• また陸上を
     学生です。バイトしてます。これはイギリスの大学へ留学してたときの写真です。楽しかったですよ。空もとてもきれいで。 これは中国(ウイグル自治区)ですよ。北京パラリンピックで取材を兼ねて旅行しました。取材は仕事でしたね。北京パラリンピックは夢の場所だったんですが、アテネパラリンピックに落ちまして、僕は観戦という形で初めてパラリンピックに触れることになりました。やはり衝撃を受けましたね。また陸上をやっている次第です。
  • 向き合うこと
     体の一部を失うってすごい試練だと思うし、外見的にも内面的にも、変化が訪れる時だと思いますよ。 じゃあ、その変化に対してどう向き合うんですかって、言われたときに、その〜、足は無くなっちゃうわけですから、背を向けて生きることは絶対できないじゃないですか。生えてくるんですかっていったら、そんなこと絶対無いわけだし。 スポーツでも調子が悪い自分から目を背けちゃうと、怪我をする。それを続けると全然調子がでなくていいパフォーマンスがでない。 だから、自分の置かれている状況に、まずは向き合うということ。そしてそれを助けてくれるのが、便利な道具であったり、優れた技術を持った先生だったり、何より家族とか。 1人だけではやっぱり向き合い切れない。うそじゃなしに向き合ったあとに待っているものは、絶対に暗闇ではない。僕とかみんなを見てもそうだけど。 これをメッセージとして伝えたときに、はたして本当に向き合えるのだろうか。怖くなっちゃうのだろうか。どうなんだろう。 でも僕は真実を伝えてると思います。
  • きっかけは陸上
     中学生のときは義足を見せるのが本当に嫌で、周りからも隠せって言われると本当に恥ずかしくなっちゃうんですよ。それから陸上に出会って、ちょっと歪んだ形かもしれないけど、コンプレックスを跳ね除けたいっていう、そういう形でスポーツを始めました。まあ、それでもいいだろう、そういうものが大事だと思います。無心になるような、仕事でもいいし、それは無数にありますね。糸口は。
  • 挫折から
     でもやっぱり挫折するんですよね。

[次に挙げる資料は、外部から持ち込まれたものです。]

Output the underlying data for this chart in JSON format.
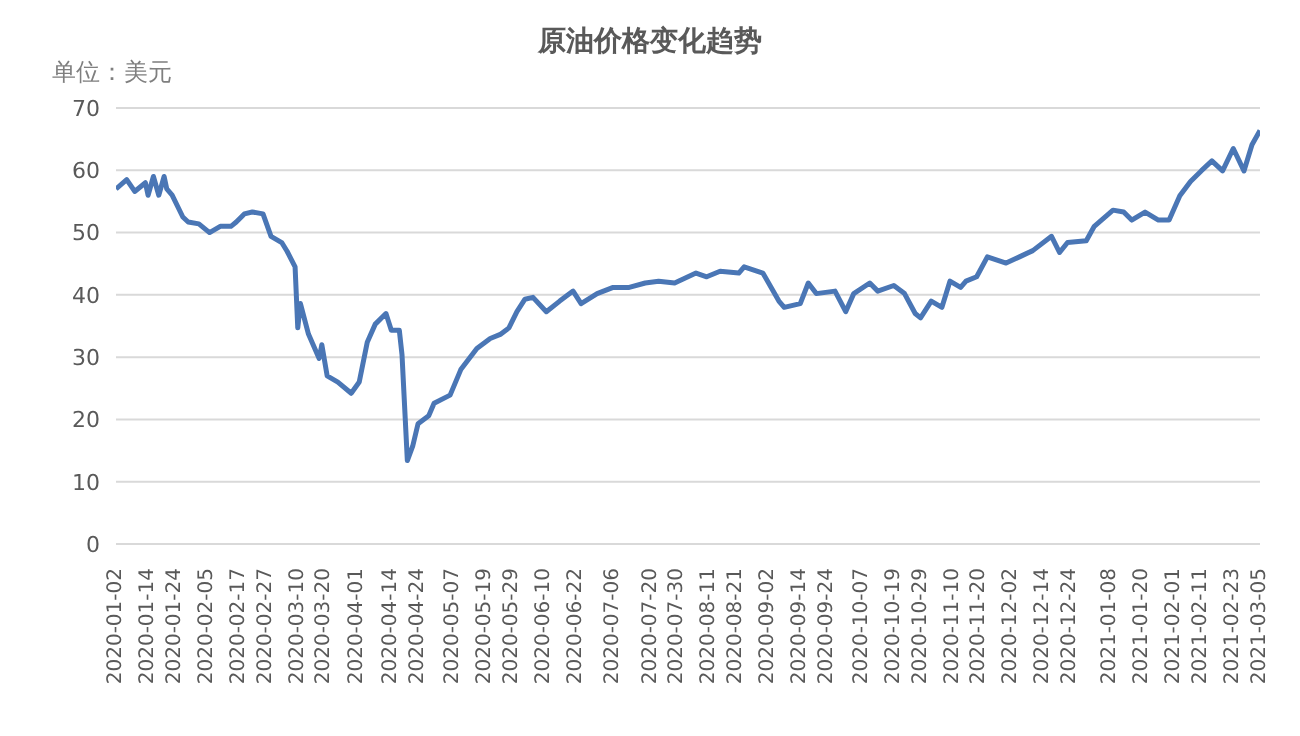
{
  "chart_data": {
    "type": "line",
    "title": "原油价格变化趋势",
    "ylabel": "单位：美元",
    "x": [
      "2020-01-02",
      "2020-01-06",
      "2020-01-09",
      "2020-01-13",
      "2020-01-14",
      "2020-01-16",
      "2020-01-18",
      "2020-01-20",
      "2020-01-21",
      "2020-01-23",
      "2020-01-27",
      "2020-01-29",
      "2020-02-02",
      "2020-02-06",
      "2020-02-10",
      "2020-02-14",
      "2020-02-16",
      "2020-02-19",
      "2020-02-22",
      "2020-02-26",
      "2020-02-29",
      "2020-03-04",
      "2020-03-06",
      "2020-03-09",
      "2020-03-10",
      "2020-03-11",
      "2020-03-14",
      "2020-03-18",
      "2020-03-19",
      "2020-03-21",
      "2020-03-25",
      "2020-03-30",
      "2020-04-02",
      "2020-04-05",
      "2020-04-08",
      "2020-04-12",
      "2020-04-14",
      "2020-04-17",
      "2020-04-18",
      "2020-04-20",
      "2020-04-22",
      "2020-04-24",
      "2020-04-28",
      "2020-04-30",
      "2020-05-06",
      "2020-05-10",
      "2020-05-16",
      "2020-05-21",
      "2020-05-25",
      "2020-05-28",
      "2020-05-31",
      "2020-06-03",
      "2020-06-06",
      "2020-06-11",
      "2020-06-16",
      "2020-06-21",
      "2020-06-24",
      "2020-06-30",
      "2020-07-06",
      "2020-07-12",
      "2020-07-18",
      "2020-07-23",
      "2020-07-29",
      "2020-08-06",
      "2020-08-10",
      "2020-08-15",
      "2020-08-22",
      "2020-08-24",
      "2020-08-31",
      "2020-09-06",
      "2020-09-08",
      "2020-09-14",
      "2020-09-17",
      "2020-09-20",
      "2020-09-27",
      "2020-10-01",
      "2020-10-04",
      "2020-10-10",
      "2020-10-13",
      "2020-10-19",
      "2020-10-23",
      "2020-10-27",
      "2020-10-29",
      "2020-11-02",
      "2020-11-06",
      "2020-11-09",
      "2020-11-13",
      "2020-11-15",
      "2020-11-19",
      "2020-11-23",
      "2020-11-30",
      "2020-12-05",
      "2020-12-10",
      "2020-12-17",
      "2020-12-20",
      "2020-12-23",
      "2020-12-30",
      "2021-01-02",
      "2021-01-09",
      "2021-01-13",
      "2021-01-16",
      "2021-01-21",
      "2021-01-26",
      "2021-01-30",
      "2021-02-03",
      "2021-02-07",
      "2021-02-11",
      "2021-02-15",
      "2021-02-19",
      "2021-02-23",
      "2021-02-27",
      "2021-03-02",
      "2021-03-05"
    ],
    "series": [
      {
        "color": "#4a76b5",
        "values": [
          57,
          58.5,
          56.6,
          58,
          56,
          59,
          56,
          59,
          57,
          56,
          52.5,
          51.7,
          51.4,
          50,
          51,
          51,
          51.7,
          53,
          53.3,
          53,
          49.4,
          48.4,
          47,
          44.5,
          34.7,
          38.6,
          33.7,
          29.8,
          32,
          27,
          26,
          24.2,
          26,
          32.4,
          35.3,
          37,
          34.3,
          34.3,
          30.4,
          13.4,
          15.7,
          19.3,
          20.6,
          22.6,
          23.9,
          28,
          31.4,
          33,
          33.7,
          34.7,
          37.3,
          39.3,
          39.6,
          37.3,
          39,
          40.6,
          38.6,
          40.2,
          41.2,
          41.2,
          41.9,
          42.2,
          41.9,
          43.5,
          42.9,
          43.8,
          43.5,
          44.5,
          43.5,
          39,
          38,
          38.6,
          41.9,
          40.2,
          40.6,
          37.3,
          40.2,
          41.9,
          40.6,
          41.5,
          40.2,
          37,
          36.3,
          39,
          38,
          42.2,
          41.2,
          42.2,
          42.9,
          46.1,
          45.1,
          46.1,
          47.1,
          49.4,
          46.8,
          48.4,
          48.7,
          51,
          53.6,
          53.3,
          52,
          53.3,
          52,
          52,
          55.9,
          58.2,
          59.9,
          61.5,
          59.9,
          63.5,
          59.9,
          64.1,
          66.4
        ]
      }
    ],
    "xlim": [
      "2020-01-02",
      "2021-03-05"
    ],
    "xticks": [
      "2020-01-02",
      "2020-01-14",
      "2020-01-24",
      "2020-02-05",
      "2020-02-17",
      "2020-02-27",
      "2020-03-10",
      "2020-03-20",
      "2020-04-01",
      "2020-04-14",
      "2020-04-24",
      "2020-05-07",
      "2020-05-19",
      "2020-05-29",
      "2020-06-10",
      "2020-06-22",
      "2020-07-06",
      "2020-07-20",
      "2020-07-30",
      "2020-08-11",
      "2020-08-21",
      "2020-09-02",
      "2020-09-14",
      "2020-09-24",
      "2020-10-07",
      "2020-10-19",
      "2020-10-29",
      "2020-11-10",
      "2020-11-20",
      "2020-12-02",
      "2020-12-14",
      "2020-12-24",
      "2021-01-08",
      "2021-01-20",
      "2021-02-01",
      "2021-02-11",
      "2021-02-23",
      "2021-03-05"
    ],
    "ylim": [
      0,
      70
    ],
    "yticks": [
      0,
      10,
      20,
      30,
      40,
      50,
      60,
      70
    ],
    "grid": "y",
    "marker": "none",
    "line_style": "solid"
  }
}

そういうところからスタートしたスポーツだと。 陸上初めて一年で当時の日本記録を塗り替えてしまって、何も準備なしで日本記録保持者になってしまい、そうするとスポーツの捉え方ができていなくて。毎日しっかり練習してても、無理してしまい、ダメなんです。ホントに記録が出ないんですよ。 そして海外遠征でとんでもない肉離れをしてしまい、アテネパラリンピックに間に合わなかったんですよ。 俺は落ちたなって・・・。そして・・・・空が晴れたんですよ。 あ〜って。そうじゃなかったって。陸上を始めた原点に戻んなきゃって。で、楽しいってときに戻っていくんですよ。そうすると、冬のシーズンは腹筋だけしかやってなかったのに、走る度にベストしか出ないんですよ。そして向き合うことができる。自然になる。義足の僕じゃなくて、単なる僕になる。とても自由になれた気がしました。
  • 自由にしてくれる。応えてくれる。
     座り心地がいいイスとかって、イスに対しての意識が無くなるじゃないですか。この足がそうなんです。足に意識しなくていいわけだから、自分を自由にしてくれる。そう、束縛されない、自由にやらしてくれる、制限されない。あと、ちょっとこう、日常以上の動きってあるじゃないですか。電車に間に合わなくて、走らないといけないとき、その時に応えてくれる。 スポーツ専用の義足と日常の義足の真ん中ぐらいの運動能力というか、日常のところでは終わっていない感じ。あと踵の踏み込みが柔らかいじゃないですか?ここが僕、好きなんです。